This project compares different PDF parsing libraries for text extraction accuracy, including support for multipage PDFs.
- PyPDF (Python)
- PyMuPDF (Python)
- PDF.js (TypeScript/Node.js using pdfjs-dist)
- pdfplumber (Python)
- pdfreader (TypeScript/Node.js)
- PyPDF2 (Python)
- pdfminer.six (Python)
- pdf-parse-new (TypeScript/Node.js)
- unpdf (TypeScript/Node.js)
For Python parsers, run: python <parser_name>/<parser_name>_parser.py <pdf_file> [-j]
For TypeScript/Node.js parsers, run: cd <parser_name> && npm run start -- <pdf_file> [-j]
The -j flag outputs the result in JSON format.

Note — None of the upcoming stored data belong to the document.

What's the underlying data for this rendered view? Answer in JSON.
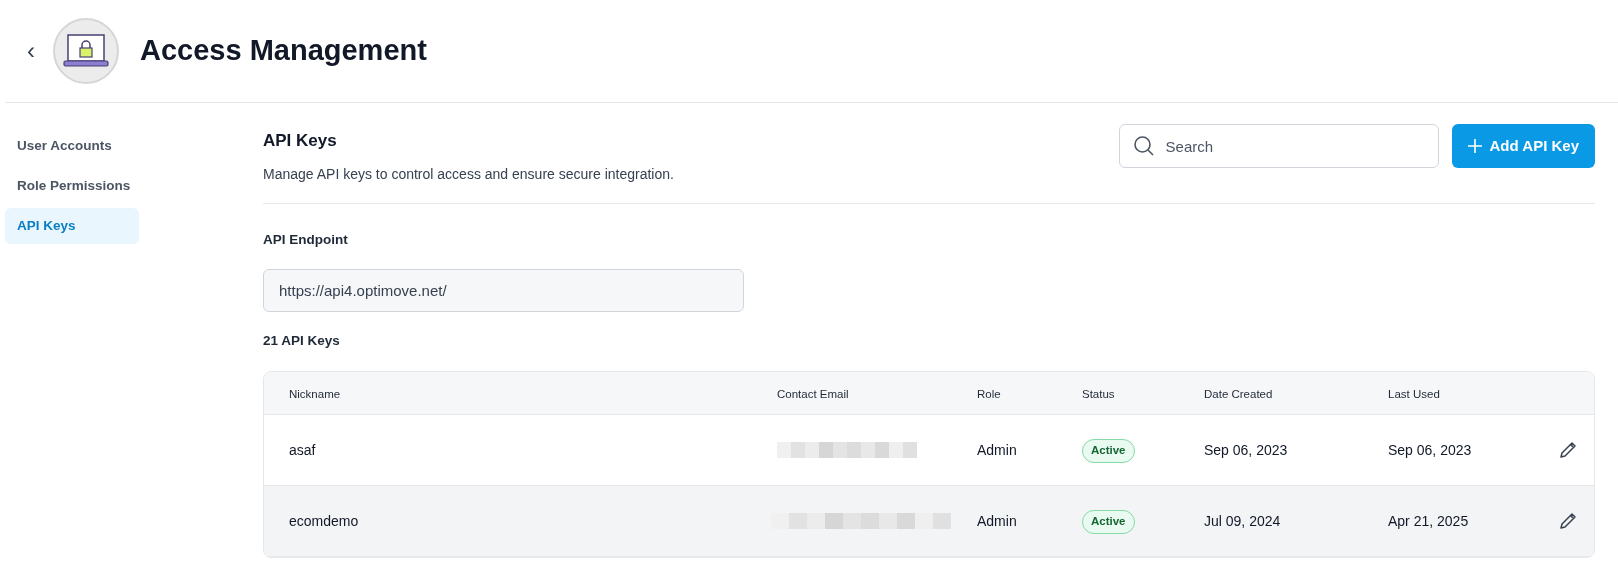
{
  "header": {
    "back": "‹",
    "title": "Access Management"
  },
  "sidebar": {
    "items": [
      {
        "label": "User Accounts",
        "selected": false
      },
      {
        "label": "Role Permissions",
        "selected": false
      },
      {
        "label": "API Keys",
        "selected": true
      }
    ]
  },
  "section": {
    "title": "API Keys",
    "description": "Manage API keys to control access and ensure secure integration.",
    "search": {
      "placeholder": "Search"
    },
    "add_button": "Add API Key"
  },
  "endpoint": {
    "label": "API Endpoint",
    "value": "https://api4.optimove.net/"
  },
  "count": "21 API Keys",
  "table": {
    "columns": [
      "Nickname",
      "Contact Email",
      "Role",
      "Status",
      "Date Created",
      "Last Used"
    ],
    "rows": [
      {
        "nickname": "asaf",
        "role": "Admin",
        "status": "Active",
        "created": "Sep 06, 2023",
        "last_used": "Sep 06, 2023",
        "highlighted": false
      },
      {
        "nickname": "ecomdemo",
        "role": "Admin",
        "status": "Active",
        "created": "Jul 09, 2024",
        "last_used": "Apr 21, 2025",
        "highlighted": true
      }
    ]
  }
}
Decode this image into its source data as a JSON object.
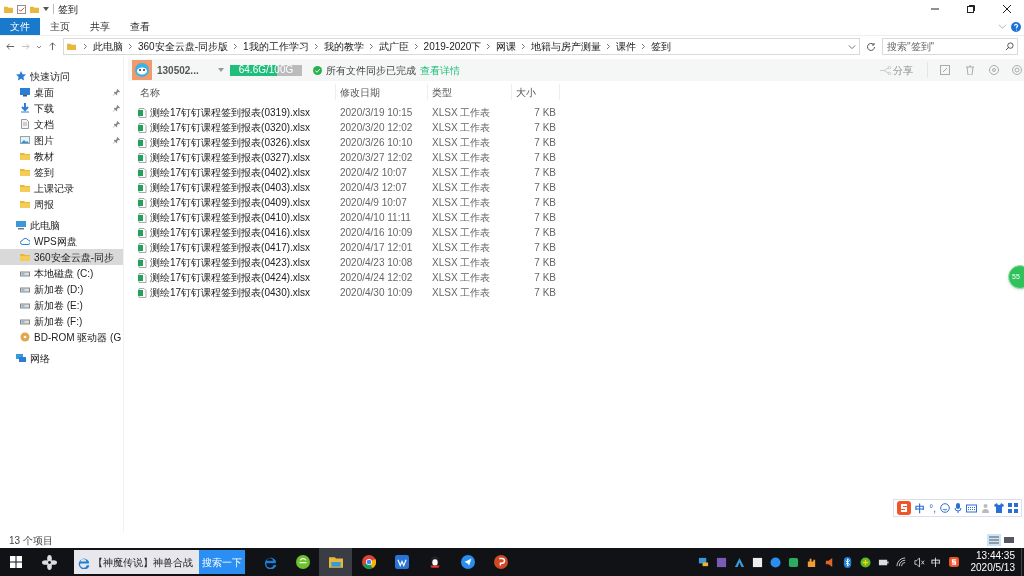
{
  "window": {
    "title": "签到"
  },
  "ribbon_tabs": [
    {
      "label": "文件",
      "selected": true
    },
    {
      "label": "主页",
      "selected": false
    },
    {
      "label": "共享",
      "selected": false
    },
    {
      "label": "查看",
      "selected": false
    }
  ],
  "breadcrumb": [
    "此电脑",
    "360安全云盘-同步版",
    "1我的工作学习",
    "我的教学",
    "武广臣",
    "2019-2020下",
    "网课",
    "地籍与房产测量",
    "课件",
    "签到"
  ],
  "search": {
    "placeholder": "搜索\"签到\""
  },
  "sidebar": [
    {
      "label": "快速访问",
      "kind": "star",
      "selected": false,
      "children": [
        {
          "label": "桌面",
          "kind": "desktop",
          "pinned": true,
          "selected": false
        },
        {
          "label": "下载",
          "kind": "download",
          "pinned": true,
          "selected": false
        },
        {
          "label": "文档",
          "kind": "document",
          "pinned": true,
          "selected": false
        },
        {
          "label": "图片",
          "kind": "image",
          "pinned": true,
          "selected": false
        },
        {
          "label": "教材",
          "kind": "folder",
          "pinned": false,
          "selected": false
        },
        {
          "label": "签到",
          "kind": "folder",
          "pinned": false,
          "selected": false
        },
        {
          "label": "上课记录",
          "kind": "folder",
          "pinned": false,
          "selected": false
        },
        {
          "label": "周报",
          "kind": "folder",
          "pinned": false,
          "selected": false
        }
      ]
    },
    {
      "label": "此电脑",
      "kind": "pc",
      "selected": false,
      "children": [
        {
          "label": "WPS网盘",
          "kind": "cloud",
          "pinned": false,
          "selected": false
        },
        {
          "label": "360安全云盘-同步",
          "kind": "folder",
          "pinned": false,
          "selected": true
        },
        {
          "label": "本地磁盘 (C:)",
          "kind": "drive",
          "pinned": false,
          "selected": false
        },
        {
          "label": "新加卷 (D:)",
          "kind": "drive",
          "pinned": false,
          "selected": false
        },
        {
          "label": "新加卷 (E:)",
          "kind": "drive",
          "pinned": false,
          "selected": false
        },
        {
          "label": "新加卷 (F:)",
          "kind": "drive",
          "pinned": false,
          "selected": false
        },
        {
          "label": "BD-ROM 驱动器 (G",
          "kind": "disc",
          "pinned": false,
          "selected": false
        }
      ]
    },
    {
      "label": "网络",
      "kind": "network",
      "selected": false
    }
  ],
  "sync_bar": {
    "account": "130502...",
    "storage": {
      "reading": "64.6G/100G",
      "level": 0.646
    },
    "status": "所有文件同步已完成",
    "details_link": "查看详情",
    "share": {
      "label": "分享",
      "disabled": true
    }
  },
  "table": {
    "columns": [
      "名称",
      "修改日期",
      "类型",
      "大小"
    ],
    "rows": [
      [
        "测绘17钉钉课程签到报表(0319).xlsx",
        "2020/3/19 10:15",
        "XLSX 工作表",
        "7 KB"
      ],
      [
        "测绘17钉钉课程签到报表(0320).xlsx",
        "2020/3/20 12:02",
        "XLSX 工作表",
        "7 KB"
      ],
      [
        "测绘17钉钉课程签到报表(0326).xlsx",
        "2020/3/26 10:10",
        "XLSX 工作表",
        "7 KB"
      ],
      [
        "测绘17钉钉课程签到报表(0327).xlsx",
        "2020/3/27 12:02",
        "XLSX 工作表",
        "7 KB"
      ],
      [
        "测绘17钉钉课程签到报表(0402).xlsx",
        "2020/4/2 10:07",
        "XLSX 工作表",
        "7 KB"
      ],
      [
        "测绘17钉钉课程签到报表(0403).xlsx",
        "2020/4/3 12:07",
        "XLSX 工作表",
        "7 KB"
      ],
      [
        "测绘17钉钉课程签到报表(0409).xlsx",
        "2020/4/9 10:07",
        "XLSX 工作表",
        "7 KB"
      ],
      [
        "测绘17钉钉课程签到报表(0410).xlsx",
        "2020/4/10 11:11",
        "XLSX 工作表",
        "7 KB"
      ],
      [
        "测绘17钉钉课程签到报表(0416).xlsx",
        "2020/4/16 10:09",
        "XLSX 工作表",
        "7 KB"
      ],
      [
        "测绘17钉钉课程签到报表(0417).xlsx",
        "2020/4/17 12:01",
        "XLSX 工作表",
        "7 KB"
      ],
      [
        "测绘17钉钉课程签到报表(0423).xlsx",
        "2020/4/23 10:08",
        "XLSX 工作表",
        "7 KB"
      ],
      [
        "测绘17钉钉课程签到报表(0424).xlsx",
        "2020/4/24 12:02",
        "XLSX 工作表",
        "7 KB"
      ],
      [
        "测绘17钉钉课程签到报表(0430).xlsx",
        "2020/4/30 10:09",
        "XLSX 工作表",
        "7 KB"
      ]
    ]
  },
  "floating_ball": "55",
  "ime_toolbar": {
    "mode": "中",
    "punct": "°,"
  },
  "status_bar": {
    "count": "13 个项目"
  },
  "taskbar": {
    "search_text": "【神魔传说】神兽合战",
    "search_button": "搜索一下",
    "ime": "中",
    "time": "13:44:35",
    "date": "2020/5/13"
  }
}
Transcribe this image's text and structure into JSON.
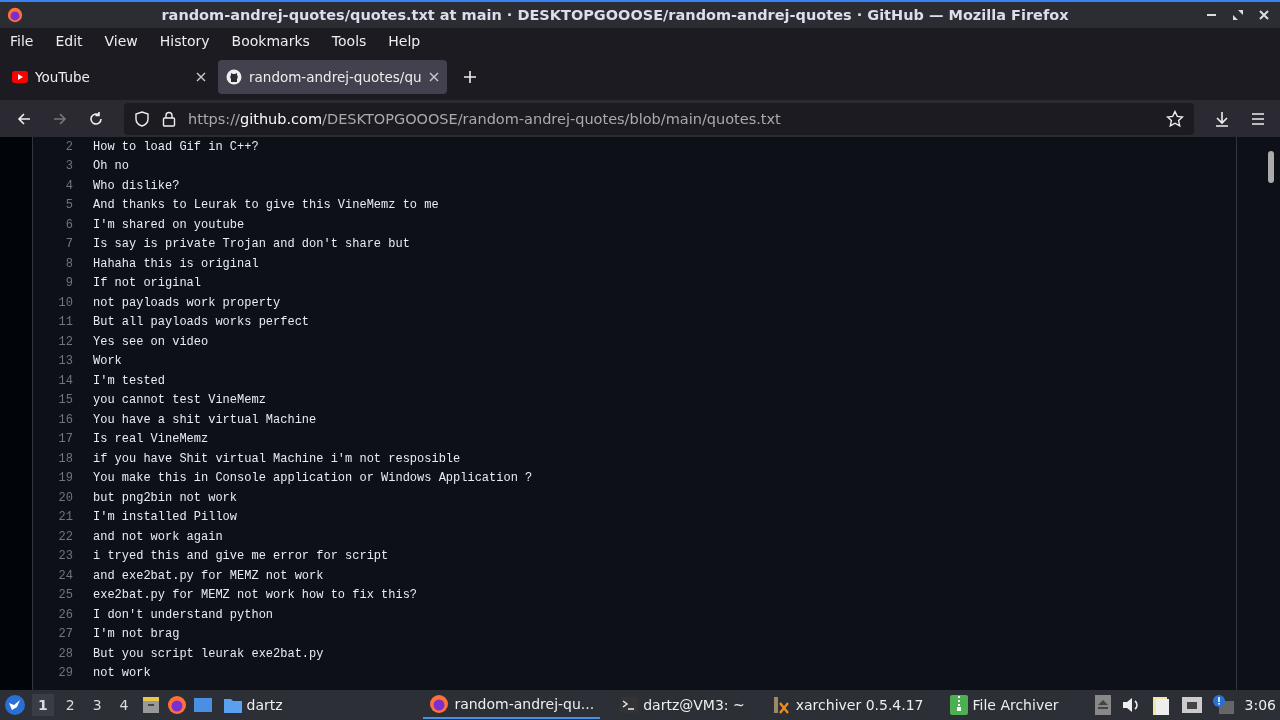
{
  "window": {
    "title": "random-andrej-quotes/quotes.txt at main · DESKTOPGOOOSE/random-andrej-quotes · GitHub — Mozilla Firefox"
  },
  "menu": [
    "File",
    "Edit",
    "View",
    "History",
    "Bookmarks",
    "Tools",
    "Help"
  ],
  "tabs": [
    {
      "kind": "youtube",
      "label": "YouTube",
      "selected": false
    },
    {
      "kind": "github",
      "label": "random-andrej-quotes/qu",
      "selected": true
    }
  ],
  "address_bar": {
    "scheme": "https://",
    "domain": "github.com",
    "path": "/DESKTOPGOOOSE/random-andrej-quotes/blob/main/quotes.txt"
  },
  "lines": [
    {
      "number": "2",
      "text": "How to load Gif in C++?"
    },
    {
      "number": "3",
      "text": "Oh no"
    },
    {
      "number": "4",
      "text": "Who dislike?"
    },
    {
      "number": "5",
      "text": "And thanks to Leurak to give this VineMemz to me"
    },
    {
      "number": "6",
      "text": "I'm shared on youtube"
    },
    {
      "number": "7",
      "text": "Is say is private Trojan and don't share but"
    },
    {
      "number": "8",
      "text": "Hahaha this is original"
    },
    {
      "number": "9",
      "text": "If not original"
    },
    {
      "number": "10",
      "text": "not payloads work property"
    },
    {
      "number": "11",
      "text": "But all payloads works perfect"
    },
    {
      "number": "12",
      "text": "Yes see on video"
    },
    {
      "number": "13",
      "text": "Work"
    },
    {
      "number": "14",
      "text": "I'm tested"
    },
    {
      "number": "15",
      "text": "you cannot test VineMemz"
    },
    {
      "number": "16",
      "text": "You have a shit virtual Machine"
    },
    {
      "number": "17",
      "text": "Is real VineMemz"
    },
    {
      "number": "18",
      "text": "if you have Shit virtual Machine i'm not resposible"
    },
    {
      "number": "19",
      "text": "You make this in Console application or Windows Application ?"
    },
    {
      "number": "20",
      "text": "but png2bin not work"
    },
    {
      "number": "21",
      "text": "I'm installed Pillow"
    },
    {
      "number": "22",
      "text": "and not work again"
    },
    {
      "number": "23",
      "text": "i tryed this and give me error for script"
    },
    {
      "number": "24",
      "text": "and exe2bat.py for MEMZ not work"
    },
    {
      "number": "25",
      "text": "exe2bat.py for MEMZ not work how to fix this?"
    },
    {
      "number": "26",
      "text": "I don't understand python"
    },
    {
      "number": "27",
      "text": "I'm not brag"
    },
    {
      "number": "28",
      "text": "But you script leurak exe2bat.py"
    },
    {
      "number": "29",
      "text": "not work"
    }
  ],
  "taskbar": {
    "workspaces": [
      {
        "label": "1",
        "selected": true
      },
      {
        "label": "2",
        "selected": false
      },
      {
        "label": "3",
        "selected": false
      },
      {
        "label": "4",
        "selected": false
      }
    ],
    "launcher_label": "dartz",
    "tasks": [
      {
        "kind": "firefox",
        "label": "random-andrej-qu...",
        "selected": true
      },
      {
        "kind": "terminal",
        "label": "dartz@VM3: ~",
        "selected": false
      },
      {
        "kind": "xarchiver",
        "label": "xarchiver 0.5.4.17",
        "selected": false
      },
      {
        "kind": "archive",
        "label": "File Archiver",
        "selected": false
      }
    ],
    "clock": "3:06"
  }
}
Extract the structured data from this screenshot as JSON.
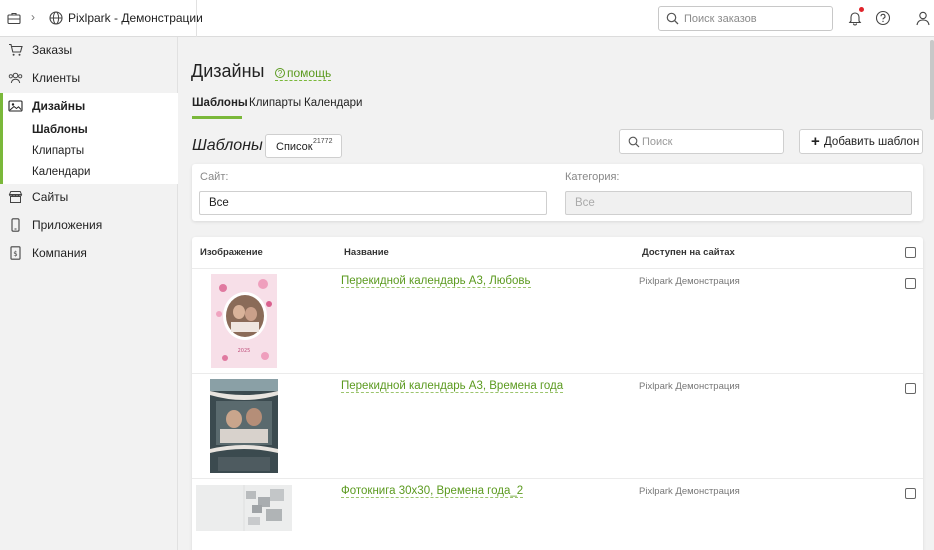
{
  "header": {
    "company": "Pixlpark - Демонстрации",
    "search_placeholder": "Поиск заказов"
  },
  "sidebar": {
    "items": [
      {
        "label": "Заказы",
        "icon": "cart-icon"
      },
      {
        "label": "Клиенты",
        "icon": "users-icon"
      },
      {
        "label": "Дизайны",
        "icon": "image-icon"
      },
      {
        "label": "Сайты",
        "icon": "store-icon"
      },
      {
        "label": "Приложения",
        "icon": "phone-icon"
      },
      {
        "label": "Компания",
        "icon": "document-icon"
      }
    ],
    "sub_items": [
      "Шаблоны",
      "Клипарты",
      "Календари"
    ]
  },
  "page": {
    "title": "Дизайны",
    "help_label": "помощь",
    "tabs": [
      "Шаблоны",
      "Клипарты",
      "Календари"
    ],
    "section_title": "Шаблоны",
    "list_button": {
      "label": "Список",
      "count": "21772"
    },
    "search_placeholder": "Поиск",
    "add_button": "Добавить шаблон"
  },
  "filters": {
    "site_label": "Сайт:",
    "site_value": "Все",
    "category_label": "Категория:",
    "category_value": "Все"
  },
  "table": {
    "columns": [
      "Изображение",
      "Название",
      "Доступен на сайтах"
    ],
    "rows": [
      {
        "name": "Перекидной календарь А3, Любовь",
        "site": "Pixlpark Демонстрация"
      },
      {
        "name": "Перекидной календарь А3, Времена года",
        "site": "Pixlpark Демонстрация"
      },
      {
        "name": "Фотокнига 30х30, Времена года_2",
        "site": "Pixlpark Демонстрация"
      }
    ]
  },
  "colors": {
    "accent": "#7ab83a",
    "link": "#5b9a1f",
    "notification": "#e0242b"
  }
}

Examples: python pypdf/pypdf_parser.py sample.pdf -j cd pdfjs && npm run start -- ../sample.pdf -j
- Ensure you have Python 3.7+ and Node.js 20.15+ installed.
- For Python parsers:
- Activate the virtual environment: source .venv/bin/activate
- Install dependencies: pip install -r requirements.txt
- For TypeScript/Node.js parsers: npm install in the respective directories
All parsers handle multipage PDFs and concatenate the text from all pages into a single output.